The brokerage claims, in a statement to Global News, that it had a signed deal with the seller “which provides that our commission is payable upon acceptance of a satisfactory offer, even if the deal doesn’t close.”
Hans Ohrstrom, broker of record at HomeLife Eagle Realty, Inc., sent a bill for $45,765.00 to Nemeth in February of this year. A month later, he sent her a revised bill for $30,510. When Nemeth refused to pay either invoice, on the advice of a lawyer, Ohrstrom’s company reduced its claim to $25,000 plus HST in order to be able to sue her in small claims court.
Ohrstrom’s lawyer denies Nemeth was kept in the dark about the buyer’s financial difficulties, and told Global News “regardless of the buyer’s financial situation, to Ms.
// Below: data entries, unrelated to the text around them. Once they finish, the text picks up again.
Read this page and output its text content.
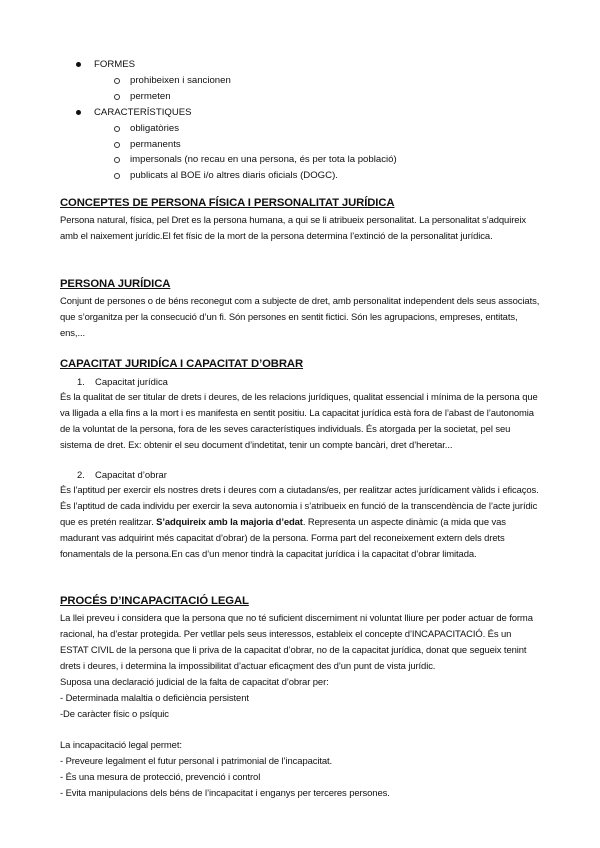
FORMES
prohibeixen i sancionen
permeten
CARACTERÍSTIQUES
obligatòries
permanents
impersonals (no recau en una persona, és per tota la població)
publicats al BOE i/o altres diaris oficials (DOGC).
CONCEPTES DE PERSONA FÍSICA I PERSONALITAT JURÍDICA
Persona natural, física, pel Dret es la persona humana, a qui se li atribueix personalitat. La personalitat s’adquireix amb el naixement jurídic.El fet físic de la mort de la persona determina l’extinció de la personalitat jurídica.
PERSONA JURÍDICA
Conjunt de persones o de béns reconegut com a subjecte de dret, amb personalitat independent dels seus associats, que s’organitza per la consecució d’un fi. Són persones en sentit fictici. Són les agrupacions, empreses, entitats, ens,...
CAPACITAT JURIDÍCA I CAPACITAT D’OBRAR
1. Capacitat jurídica
És la qualitat de ser titular de drets i deures, de les relacions jurídiques, qualitat essencial i mínima de la persona que va lligada a ella fins a la mort i es manifesta en sentit positiu. La capacitat jurídica està fora de l’abast de l’autonomia de la voluntat de la persona, fora de les seves característiques individuals. És atorgada per la societat, pel seu sistema de dret. Ex: obtenir el seu document d’indetitat, tenir un compte bancàri, dret d’heretar...
2. Capacitat d’obrar
És l’aptitud per exercir els nostres drets i deures com a ciutadans/es, per realitzar actes jurídicament vàlids i eficaços. És l’aptitud de cada individu per exercir la seva autonomia i s’atribueix en funció de la transcendència de l’acte jurídic que es pretén realitzar. S’adquireix amb la majoria d’edat. Representa un aspecte dinàmic (a mida que vas madurant vas adquirint més capacitat d’obrar) de la persona. Forma part del reconeixement extern dels drets fonamentals de la persona.En cas d’un menor tindrà la capacitat jurídica i la capacitat d’obrar limitada.
PROCÉS D’INCAPACITACIÓ LEGAL
La llei preveu i considera que la persona que no té suficient discerniment ni voluntat lliure per poder actuar de forma racional, ha d’estar protegida. Per vetllar pels seus interessos, estableix el concepte d’INCAPACITACIÓ. És un ESTAT CIVIL de la persona que li priva de la capacitat d’obrar, no de la capacitat jurídica, donat que segueix tenint drets i deures, i determina la impossibilitat d’actuar eficaçment des d’un punt de vista jurídic.
Suposa una declaració judicial de la falta de capacitat d’obrar per:
- Determinada malaltia o deficiència persistent
-De caràcter físic o psíquic
La incapacitació legal permet:
- Preveure legalment el futur personal i patrimonial de l’incapacitat.
- És una mesura de protecció, prevenció i control
- Evita manipulacions dels béns de l’incapacitat i enganys per terceres persones.
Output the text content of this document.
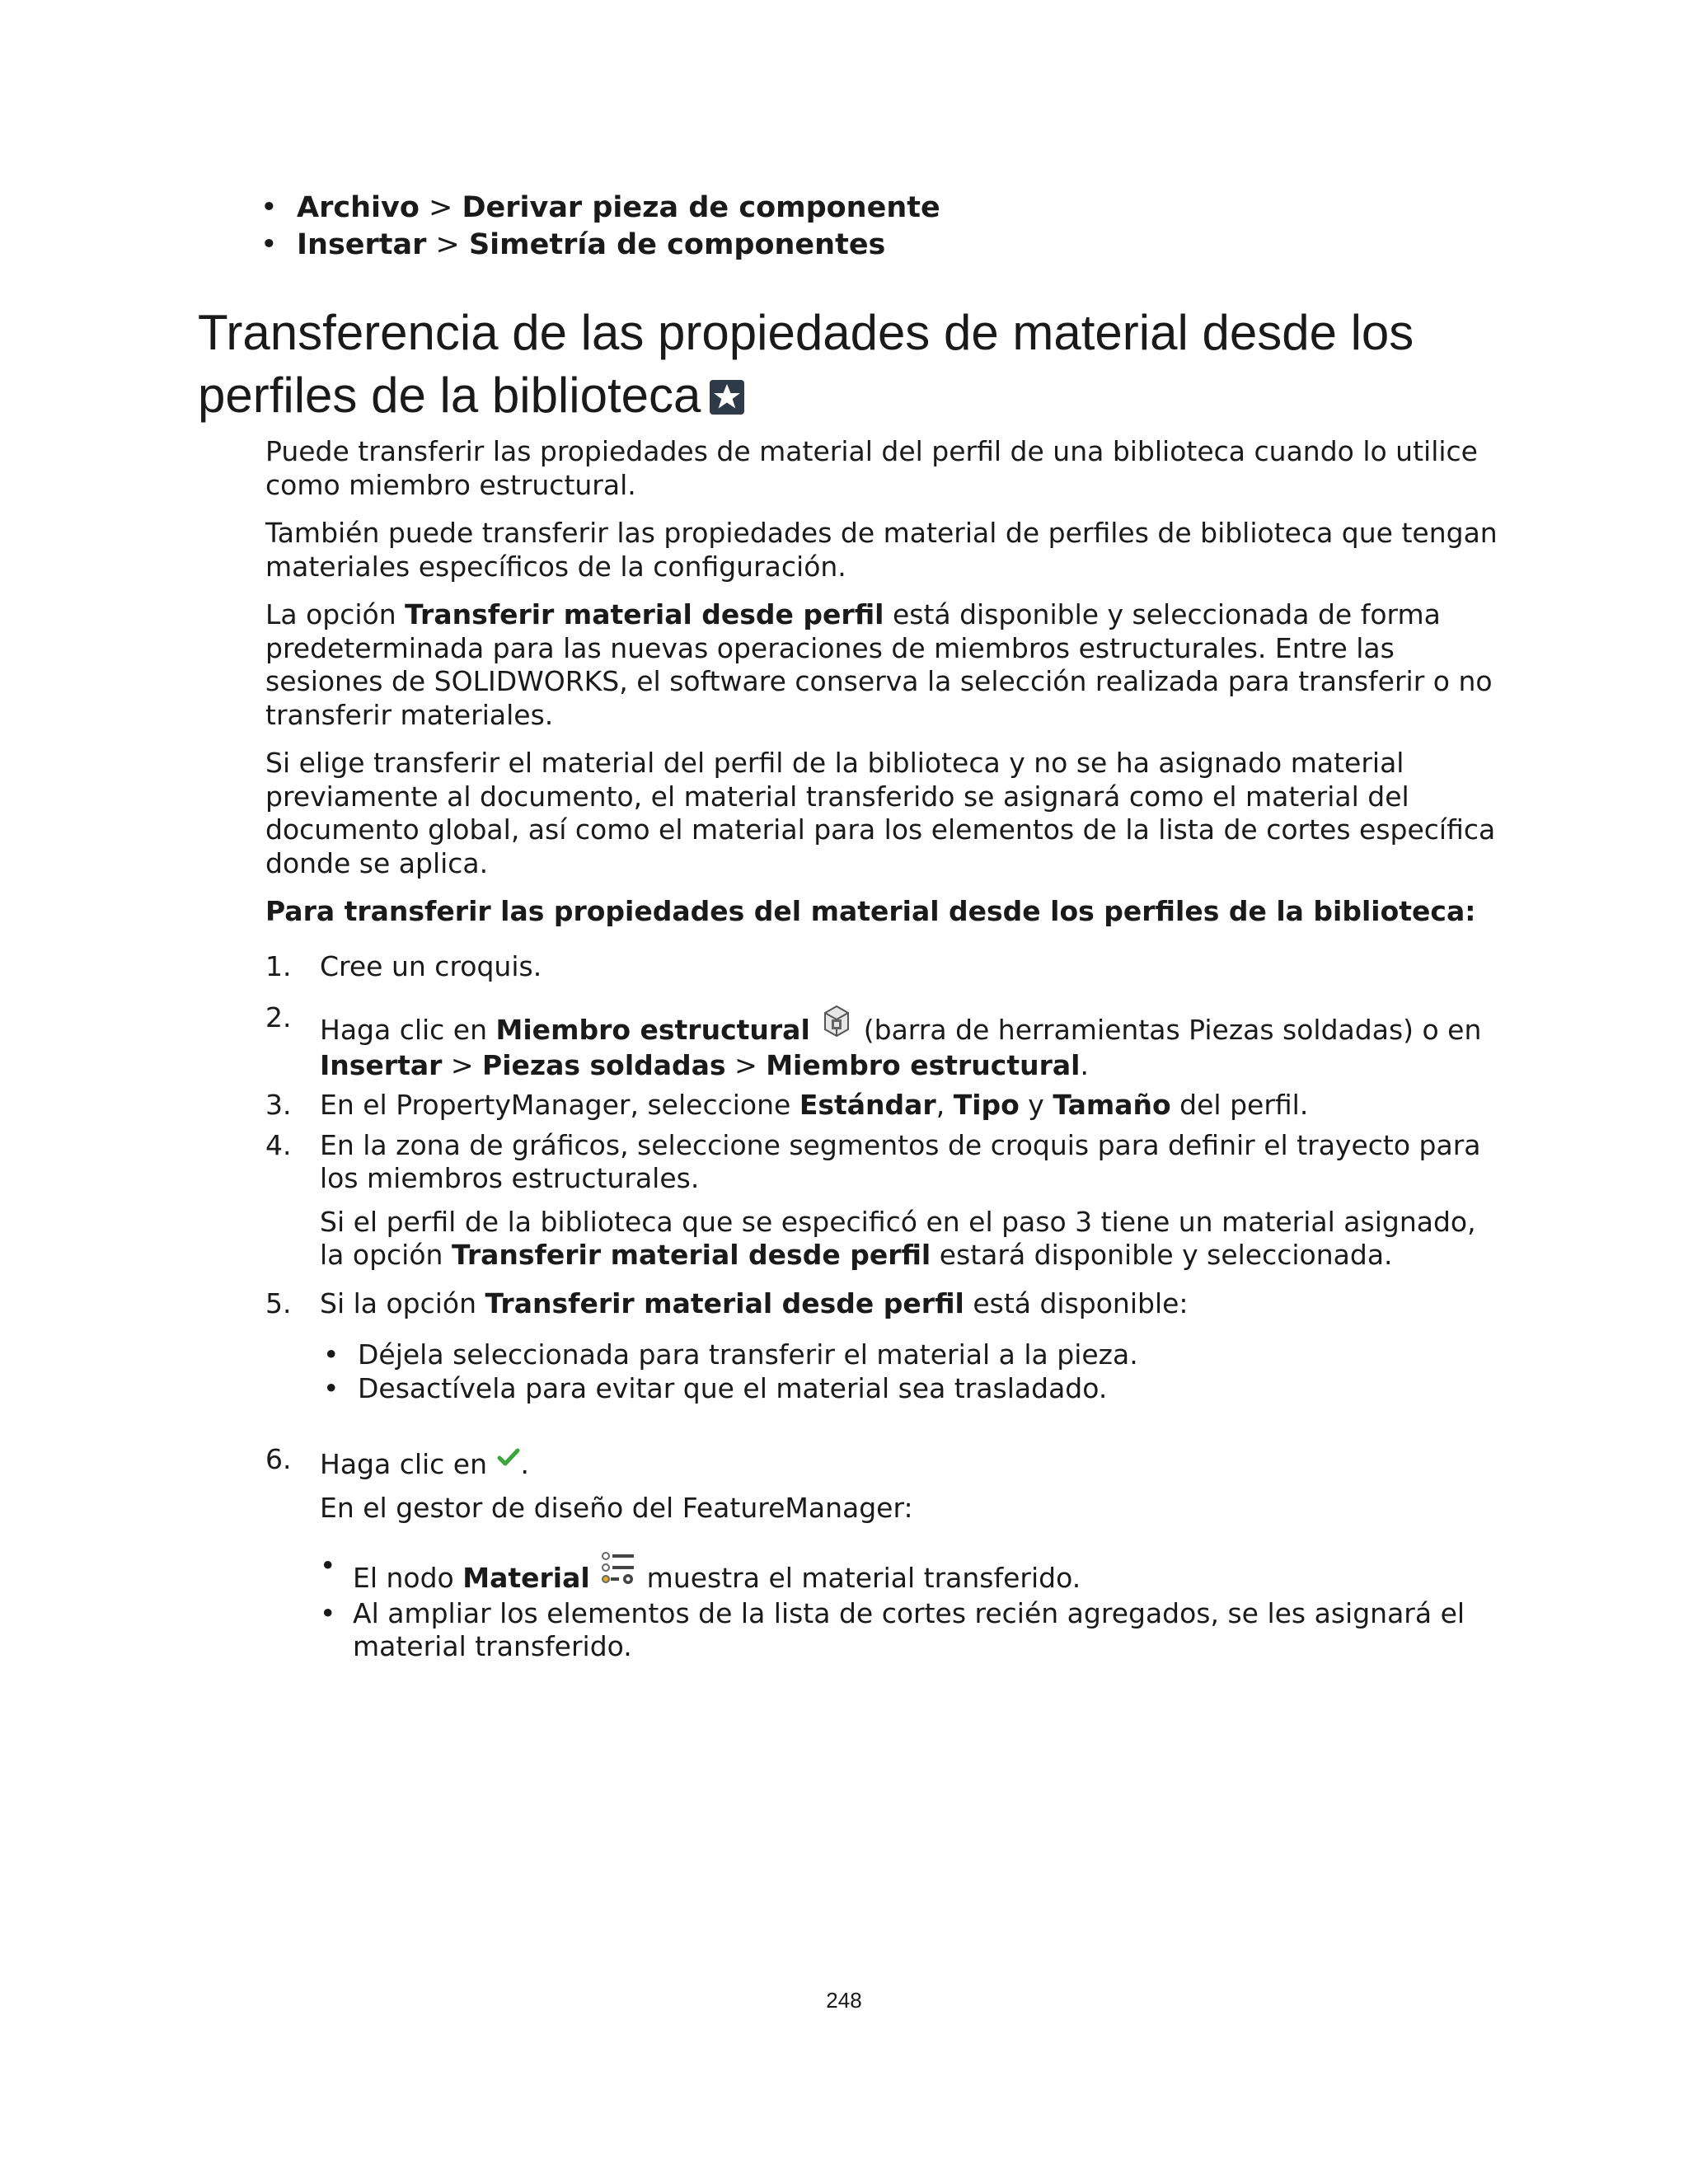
• Archivo > Derivar pieza de componente
• Insertar > Simetría de componentes
Transferencia de las propiedades de material desde los perfiles de la biblioteca

Puede transferir las propiedades de material del perfil de una biblioteca cuando lo utilice como miembro estructural.

También puede transferir las propiedades de material de perfiles de biblioteca que tengan materiales específicos de la configuración.

La opción Transferir material desde perfil está disponible y seleccionada de forma predeterminada para las nuevas operaciones de miembros estructurales. Entre las sesiones de SOLIDWORKS, el software conserva la selección realizada para transferir o no transferir materiales.

Si elige transferir el material del perfil de la biblioteca y no se ha asignado material previamente al documento, el material transferido se asignará como el material del documento global, así como el material para los elementos de la lista de cortes específica donde se aplica.

Para transferir las propiedades del material desde los perfiles de la biblioteca:

1. Cree un croquis.
2. Haga clic en Miembro estructural  (barra de herramientas Piezas soldadas) o en Insertar > Piezas soldadas > Miembro estructural.
3. En el PropertyManager, seleccione Estándar, Tipo y Tamaño del perfil.
4. En la zona de gráficos, seleccione segmentos de croquis para definir el trayecto para los miembros estructurales.
Si el perfil de la biblioteca que se especificó en el paso 3 tiene un material asignado, la opción Transferir material desde perfil estará disponible y seleccionada.
5. Si la opción Transferir material desde perfil está disponible:
• Déjela seleccionada para transferir el material a la pieza.
• Desactívela para evitar que el material sea trasladado.
6. Haga clic en .
En el gestor de diseño del FeatureManager:
• El nodo Material  muestra el material transferido.
• Al ampliar los elementos de la lista de cortes recién agregados, se les asignará el material transferido.
248
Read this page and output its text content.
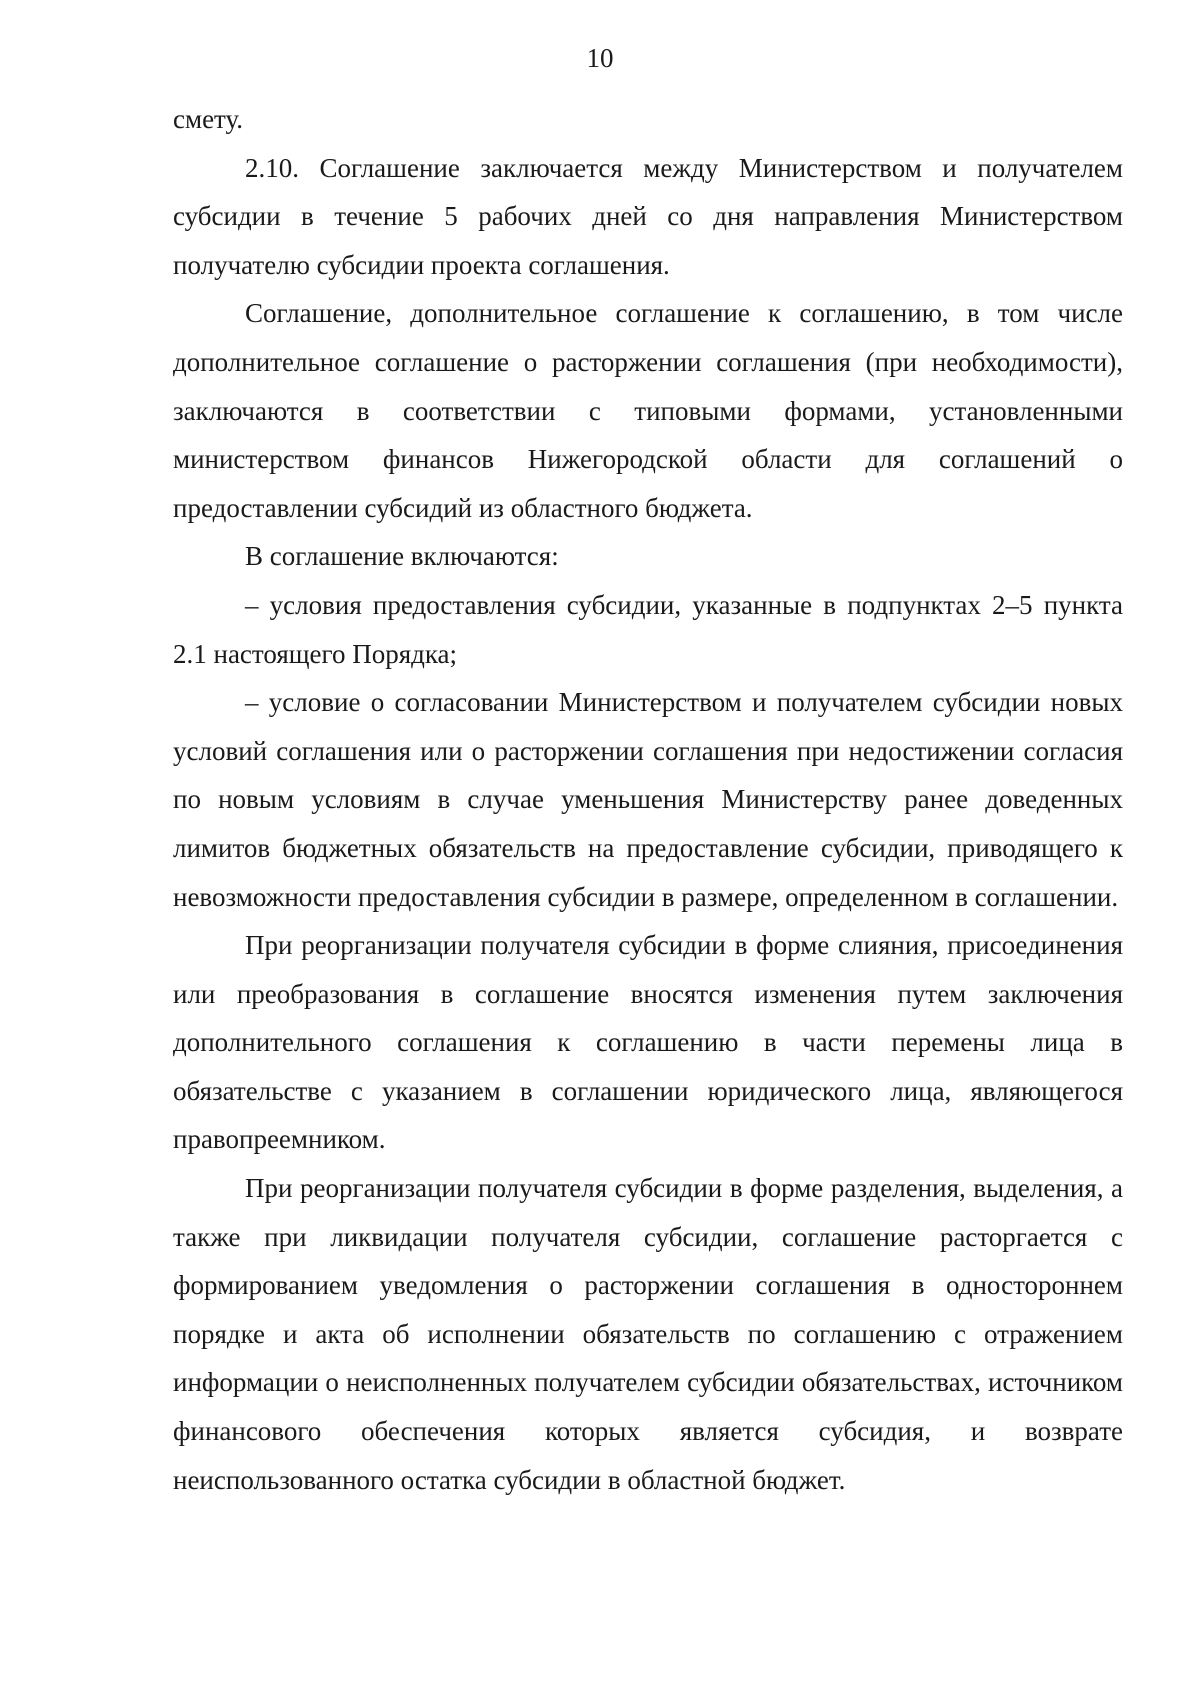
10

смету.

2.10. Соглашение заключается между Министерством и получателем субсидии в течение 5 рабочих дней со дня направления Министерством получателю субсидии проекта соглашения.

Соглашение, дополнительное соглашение к соглашению, в том числе дополнительное соглашение о расторжении соглашения (при необходимости), заключаются в соответствии с типовыми формами, установленными министерством финансов Нижегородской области для соглашений о предоставлении субсидий из областного бюджета.

В соглашение включаются:

– условия предоставления субсидии, указанные в подпунктах 2–5 пункта 2.1 настоящего Порядка;

– условие о согласовании Министерством и получателем субсидии новых условий соглашения или о расторжении соглашения при недостижении согласия по новым условиям в случае уменьшения Министерству ранее доведенных лимитов бюджетных обязательств на предоставление субсидии, приводящего к невозможности предоставления субсидии в размере, определенном в соглашении.

При реорганизации получателя субсидии в форме слияния, присоединения или преобразования в соглашение вносятся изменения путем заключения дополнительного соглашения к соглашению в части перемены лица в обязательстве с указанием в соглашении юридического лица, являющегося правопреемником.

При реорганизации получателя субсидии в форме разделения, выделения, а также при ликвидации получателя субсидии, соглашение расторгается с формированием уведомления о расторжении соглашения в одностороннем порядке и акта об исполнении обязательств по соглашению с отражением информации о неисполненных получателем субсидии обязательствах, источником финансового обеспечения которых является субсидия, и возврате неиспользованного остатка субсидии в областной бюджет.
Nemeth’s knowledge the buyer was the owner of an existing property of significant value.”
HomeLife Eagle Realty was also providing “customer service” to the buyer, Sayed Moussavi, according to documents filed in court.
Nemeth said she can’t understand how a real estate broker can bill her tens of thousands of dollars when the sale didn’t close and she didn’t do anything to interfere with the deal.
Ohrstrom’s website describes him as “No. 3 Top Producer of Home Life’s 5000+ agents!”
On April 17, 2017, Nemeth signed a listing agreement with Ohrstrom’s brokerage to sell her Newmarket home. The agreement was in place until Sept. 30.
In May 2017, she agreed to accept a $900,000 offer from Moussavi, the buyer.
It is legal for a real estate brokerage to provide services to buyer and seller, although Ontario’s real estate regulator considers the arrangement potentially problematic.
“At its core, there is an inherent conflict of interest when one person represents a buyer and a seller. These two parties to a trade have different interests: A seller’s primary goal is likely to sell their property for as much money as they can, whereas a buyer would aim to purchase a property for as little as they can,” wrote Joseph Richer, registrar of the Real Estate Council of Ontario (RECO) on the commission’s website.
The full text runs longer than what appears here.